To sum it up, this was probably my least favourite book by Clare Mackintosh. That being said, it’s still quite good and better than most of the generic thrillers out there. I’m going to give this a 3/5 stars because I was definitely caught off-guard … but the twists weren’t enough to redeem the entire book for me. I will 100% read more by this author, though; she is definitely talented and knows how to spin a good tale!

Thank you to the publishers and Edelweiss for the eARC in exchange for my honest review.

My Absolute Darling by Gabriel Tallent

I have a penchant for finding disturbing stories. Most of the time, I love the stories despite their gruesome nature. I like the different perspectives that these novels give me about what it means to survive, and how a person can be affected by trauma. It’s also interesting to see how cruel or twisted someone can be. I picked up this book hoping to get a glimpse of all of these things. Unfortunately, I did not. Here is my review:


Synopsis (Goodreads): Turtle Alveston is a survivor. At fourteen, she roams the woods along the northern California coast. The creeks, tide pools, and rocky islands are her haunts and her hiding grounds, and she is known to wander for miles. But while her physical world is expansive, her personal one is small and treacherous: Turtle has grown up isolated since the death of her mother, in the thrall of her tortured and charismatic father, Martin. Her social existence is confined to the middle school (where she fends off the interest of anyone, student or teacher, who might penetrate her shell) and to her life with her father.

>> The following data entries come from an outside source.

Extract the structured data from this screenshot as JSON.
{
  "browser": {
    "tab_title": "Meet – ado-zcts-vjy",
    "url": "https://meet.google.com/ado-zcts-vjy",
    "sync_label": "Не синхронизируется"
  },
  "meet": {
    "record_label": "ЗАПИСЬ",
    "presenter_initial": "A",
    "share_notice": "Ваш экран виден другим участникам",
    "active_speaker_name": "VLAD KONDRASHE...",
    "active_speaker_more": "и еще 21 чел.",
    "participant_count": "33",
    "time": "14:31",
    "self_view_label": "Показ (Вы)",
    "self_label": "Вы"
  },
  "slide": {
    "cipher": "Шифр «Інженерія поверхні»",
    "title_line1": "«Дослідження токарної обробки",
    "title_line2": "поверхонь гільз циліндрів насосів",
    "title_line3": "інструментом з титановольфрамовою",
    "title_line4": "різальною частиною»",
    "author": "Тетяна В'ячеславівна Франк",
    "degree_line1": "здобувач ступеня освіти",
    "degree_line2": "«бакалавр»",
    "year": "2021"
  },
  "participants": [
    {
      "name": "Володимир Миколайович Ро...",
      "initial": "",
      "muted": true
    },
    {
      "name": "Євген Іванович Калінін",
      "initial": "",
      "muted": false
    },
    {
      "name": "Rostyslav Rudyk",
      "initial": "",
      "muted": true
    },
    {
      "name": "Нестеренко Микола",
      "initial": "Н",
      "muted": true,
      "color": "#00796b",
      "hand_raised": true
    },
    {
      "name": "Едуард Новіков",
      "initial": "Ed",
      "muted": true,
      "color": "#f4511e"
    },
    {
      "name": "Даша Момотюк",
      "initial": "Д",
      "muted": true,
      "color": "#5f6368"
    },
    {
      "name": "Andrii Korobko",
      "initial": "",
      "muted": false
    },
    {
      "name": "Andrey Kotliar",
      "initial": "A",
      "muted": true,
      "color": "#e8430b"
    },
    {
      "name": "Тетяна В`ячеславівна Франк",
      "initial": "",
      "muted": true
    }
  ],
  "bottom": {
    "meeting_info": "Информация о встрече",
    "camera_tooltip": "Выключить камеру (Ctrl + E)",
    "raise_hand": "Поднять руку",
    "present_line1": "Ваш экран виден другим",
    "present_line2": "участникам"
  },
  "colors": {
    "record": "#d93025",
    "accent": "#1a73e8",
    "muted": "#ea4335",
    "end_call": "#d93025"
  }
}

Then Turtle meets Jacob, a high-school boy who tells jokes, lives in a big clean house, and looks at Turtle as if she is the sunrise. And for the first time, the larger world begins to come into focus: her life with Martin is neither safe nor sustainable. Motivated by her first experience with real friendship and a teenage crush, Turtle starts to imagine escape, using the very survival skills her father devoted himself to teaching her. The reader tracks Turtle’s escalating acts of physical and emotional courage, and watches, heart in throat, as she struggles to become her own hero–and in the process, becomes ours as well.

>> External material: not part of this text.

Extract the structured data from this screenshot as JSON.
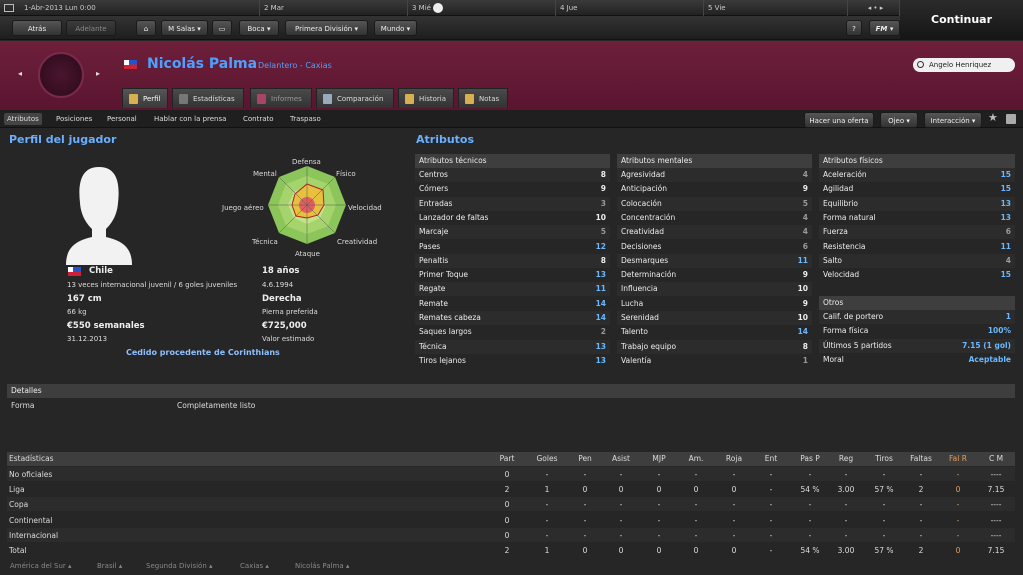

Review: Stephen King said this novel was a masterpiece. After reading it, I find myself struggling to see why. I feel like I am one of the few people who did not like this novel but I simply can’t understand what was so great about it.

First of all, the writing was just terrible. There are so many minute details given about every little thing. The conversations, however, are the first. I have yet to meet a single human being talk like that. I am in the world of academia, and not a single professor has ever talked to me the way that Martin, Turtle’s father, talks. I just couldn’t handle the philosophical rants that seemed to never end and were about the same issue. I hated almost all of Turtle’s conversations were just repetitions of curse words; I get it, she hears it all around her, but what is with the obsession of saying c_nt all the time?! It made her seem so much more simplistic than she really was. I was even more bothered when Turtle met the two teenage boys because their conversations and interactions were so unrealistic. It made me wonder if the author had ever actually met teenagers before. First of all, they don’t just talk about aliens all the time or act as if the girl in front of them doesn’t exist. Second of all, they don’t say “dude” and “sick” every minute.

This novel was presented to be a story about how Turtle deals with the abuse she receives from her father and how she survives and finds herself. But as I read, it just felt like the author was trying to exploit the abuse factor. There was no careful handling of the subject matter. It was very crass, and while I can handle difficult topics like sexual abuse and incest, that doesn’t mean it should be handled so indelicately. It left a bad taste in my mouth.

Maybe there was some magnificence to this novel. But the bad dialogue, bad characterization, and careless handling of a serious and sensitive topic made it hard for me to see the good in it. I’m giving this a 1/5 stars.